猫がプンプン怒っているスタンプが来た後に返信は続く。

『我々ひとり暮らしの人間にとって健康管理は一番大事ですよ!それに…何かしてあげたくても隣人同士、できる事が限られます』

言葉にできなかった。なんて返信すればいいんだろう。

優しい言葉への嬉しさと軽々しく期待させるような言葉への苛立ちを隠せなかった。

『大丈夫ですよ』

僕もだなんて、じゃあもっと親密に、助け合いましょう…そう答えればいいのにそれができなかった。

これが面と向かっていたのなら、そう言えただろう。


ふいに聞き慣れない着信音が鳴る。

ラインの通話着信音だった。表示名は…麻梨。

途切れる事の無い電話に恐る恐る出る。


「あっ…黒崎さん、出てくれた…」

「桐谷さんどうかしましたか?」

「いえ…文面だけでは黒崎さんの気持ちが見えてこなかったので…」

「何かご心配おかけしましたか?」

「心配…心配だらけです!!!」

大きな声に耳がキーンとなる。

「今日だって、凄く体調が悪そうなのにご自分で買い物に行かれて…もし倒れた時に頭をぶつけたりしたら大変ですよ!」

「大丈夫ですよ、大人なんですから」

「それ以外も…ああもう嫌われてもかまいません。

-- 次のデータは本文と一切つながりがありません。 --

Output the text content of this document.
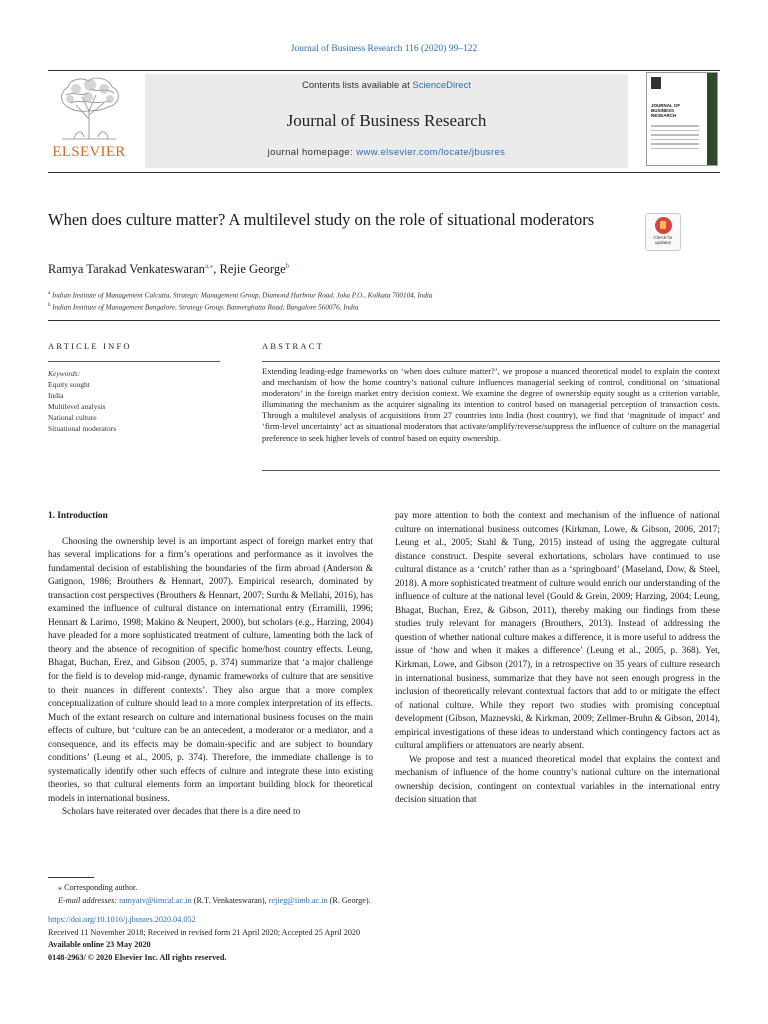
Journal of Business Research 116 (2020) 99–122
ELSEVIER
Contents lists available at ScienceDirect
Journal of Business Research
journal homepage: www.elsevier.com/locate/jbusres
JOURNAL OF BUSINESS RESEARCH
When does culture matter? A multilevel study on the role of situational moderators
Check for updates
Ramya Tarakad Venkateswaran$^{a,⁎}$, Rejie George$^b$
$^a$ Indian Institute of Management Calcutta, Strategic Management Group, Diamond Harbour Road, Joka P.O., Kolkata 700104, India
$^b$ Indian Institute of Management Bangalore, Strategy Group, Bannerghatta Road, Bangalore 560076, India
ARTICLE INFO	ABSTRACT
Keywords:
Equity sought
India
Multilevel analysis
National culture
Situational moderators
Extending leading-edge frameworks on ‘when does culture matter?’, we propose a nuanced theoretical model to explain the context and mechanism of how the home country’s national culture influences managerial seeking of control, conditional on ‘situational moderators’ in the foreign market entry decision context. We examine the degree of ownership equity sought as a criterion variable, illuminating the mechanism as the acquirer signaling its intention to control based on managerial perception of transaction costs. Through a multilevel analysis of acquisitions from 27 countries into India (host country), we find that ‘magnitude of impact’ and ‘firm-level uncertainty’ act as situational moderators that activate/amplify/reverse/suppress the influence of culture on the managerial preference to seek higher levels of control based on equity ownership.
1. Introduction

Choosing the ownership level is an important aspect of foreign market entry that has several implications for a firm’s operations and performance as it involves the fundamental decision of establishing the boundaries of the firm abroad (Anderson & Gatignon, 1986; Brouthers & Hennart, 2007). Empirical research, dominated by transaction cost perspectives (Brouthers & Hennart, 2007; Surdu & Mellahi, 2016), has examined the influence of cultural distance on international entry (Erramilli, 1996; Hennart & Larimo, 1998; Makino & Neupert, 2000), but scholars (e.g., Harzing, 2004) have pleaded for a more sophisticated treatment of culture, lamenting both the lack of theory and the absence of recognition of specific home/host country effects. Leung, Bhagat, Buchan, Erez, and Gibson (2005, p. 374) summarize that ‘a major challenge for the field is to develop mid-range, dynamic frameworks of culture that are sensitive to their nuances in different contexts’. They also argue that a more complex conceptualization of culture should lead to a more complex interpretation of its effects. Much of the extant research on culture and international business focuses on the main effects of culture, but ‘culture can be an antecedent, a moderator or a mediator, and a consequence, and its effects may be domain-specific and are subject to boundary conditions’ (Leung et al., 2005, p. 374). Therefore, the immediate challenge is to systematically identify other such effects of culture and integrate these into existing theories, so that cultural elements form an important building block for theoretical models in international business.

Scholars have reiterated over decades that there is a dire need to

pay more attention to both the context and mechanism of the influence of national culture on international business outcomes (Kirkman, Lowe, & Gibson, 2006, 2017; Leung et al., 2005; Stahl & Tung, 2015) instead of using the aggregate cultural distance construct. Despite several exhortations, scholars have continued to use cultural distance as a ‘crutch’ rather than as a ‘springboard’ (Maseland, Dow, & Steel, 2018). A more sophisticated treatment of culture would enrich our understanding of the influence of culture at the national level (Gould & Grein, 2009; Harzing, 2004; Leung, Bhagat, Buchan, Erez, & Gibson, 2011), thereby making our findings from these studies truly relevant for managers (Brouthers, 2013). Instead of addressing the question of whether national culture makes a difference, it is more useful to address the issue of ‘how and when it makes a difference’ (Leung et al., 2005, p. 368). Yet, Kirkman, Lowe, and Gibson (2017), in a retrospective on 35 years of culture research in international business, summarize that they have not seen enough progress in the inclusion of theoretically relevant contextual factors that add to or mitigate the effect of national culture. While they report two studies with promising conceptual development (Gibson, Maznevski, & Kirkman, 2009; Zellmer-Bruhn & Gibson, 2014), empirical investigations of these ideas to understand which contingency factors act as cultural amplifiers or attenuators are nearly absent.

We propose and test a nuanced theoretical model that explains the context and mechanism of influence of the home country’s national culture on the international ownership decision, contingent on contextual variables in the international entry decision situation that

⁎ Corresponding author.
E-mail addresses: ramyatv@iimcal.ac.in (R.T. Venkateswaran), rejieg@iimb.ac.in (R. George).
https://doi.org/10.1016/j.jbusres.2020.04.052
Received 11 November 2018; Received in revised form 21 April 2020; Accepted 25 April 2020
Available online 23 May 2020
0148-2963/ © 2020 Elsevier Inc. All rights reserved.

いつもコンビニで沢山の栄養補助食品しか買われませんよね…」

「よくご存知で…お恥ずかしい…」

「それを見ただけではないんです…いつも感じるんです…」

謎めいた言い方にドキリとした。

「何を?」

「黒崎さん、いつも悲しげな目をされてます…全てに疲れたような目も…」

衝撃さと焦りからか失笑してしまった。

「そんなこと無いですよ…」

力なく答えた。互いに沈黙が続く。


「私にはわかるんです…」

「なぜ?」


「だって…」


「だって好きだから」


これは幻聴か真実か。

誰もが羨むシチュエーションにも、僕は冷や汗が止まらなかった。

震えるスマホを握る手と唇、煩く騒ぐ心臓に耐えながら一言だけ絞り出した。


「ありがとう」

即座に通話を切り、ラインメッセージを送った。

『ありがとう。

ただ、答えを出すのに一晩だけ時間をください。』

無機質に桐谷さんに送った。既読は一瞬でついたが、いつものような元気な返信は無かった。


もう隣に帰ってきているのだろうか。

壁一枚挟んだ距離にいるのだろうか。

怒っているか泣いているか何も感じていないか

僕は明日なんて答えればいいのか

頭がパンクしそうになりベッドに倒れ込んだ

そのまま、通院の疲れか、電話のせいか、眠ってしまった…


そう、何かに誘われるかのように、シーツに水が染み渡るようにジワジワと…逃れられないかのように…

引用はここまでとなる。